Referring to the Post-Gazette anecdote, she said, "One woman saying stupid things does not a trend make."

Actually, I did have a premise, but it wasn't unshakable. But because neither the Army nor the Defense Department keeps detailed information about the household incomes of the people who join, it was not easy to prove or disprove.

So let's approach the issue this way: In the 2004 election, household income was a pretty decent indicator of how one might vote. Voters from households making more than $50,000 a year favored Bush 56 percent to 43 percent. Voters making $50,000 or less favored Kerry 55 to 44 percent. Median household income as of 2003 was $43,318, according to the U.S. Census.

The wealthier you become, apparently, the more likely you are to vote Republican. The GOP advantage grows more pronounced for people from households making more than $100,000. People from households with incomes exceeding that amount voted for Bush over Kerry by 58 percent to 41 percent. Those from households making less than $100,000 favored Kerry over Bush 51 to 49 percent. And nearly two-thirds of voters from households making more than $200,000 favored Bush over Kerry.

Those making more than $100,000 made up only 18 percent of the electorate, which explains why Bush won by a narrow 2.5 percentage points in the general election.

This raises all sorts of complicated socioeconomic questions, such as whether the rich expect others to fight their wars for them. Or, asked another way, are they more likely to support the war in Iraq because their families are less likely to carry part of the burden?

Certainly, there are no absolutes here. Many of the wealthy are Democrats, some of whom support the war. Some of whom oppose it.
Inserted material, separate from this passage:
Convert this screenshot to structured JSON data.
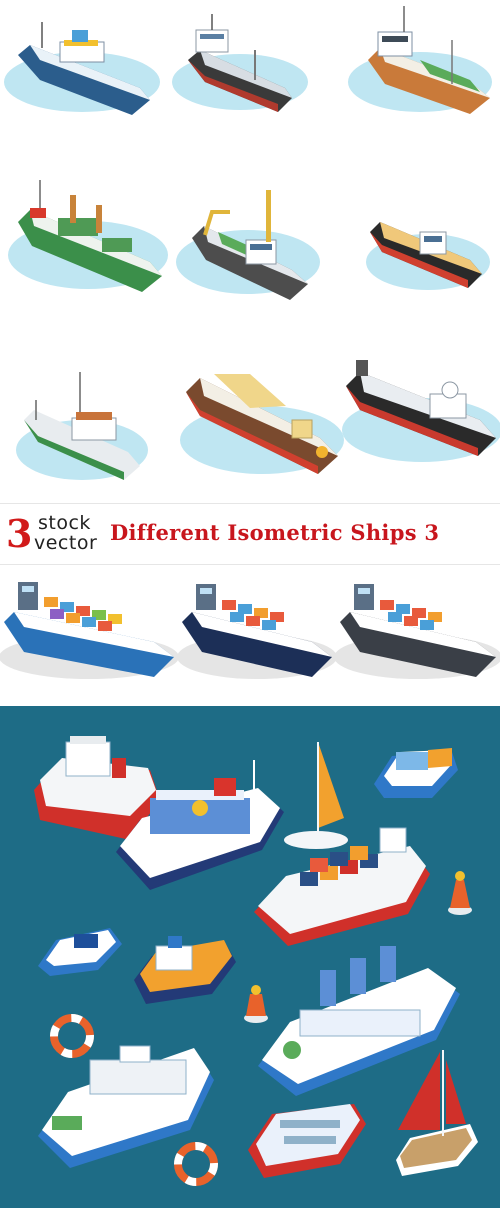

Many of the poor and working class are Republicans, and support the GOP on Iraq.

By looking at long-term trends, it seems logical that some of those most likely to support Bush and his Iraq policy are also those least likely to encourage their children to go into the military at wartime. And it raises questions, such as, if you are among those most likely to support the war, shouldn't you be among those most likely to encourage your child to serve in the military? Shouldn't your socioeconomic group be the most receptive to the recruiters' call? And would there be a recruitment problem at all if the affluent put their money where their mouth is?

Several social scientists have studied the question of economics and class in military enlistment. Many of these studies don't look at the officer ranks, which might tend to counter some of the class argument. But officers, of course, make up a relatively small portion of the military.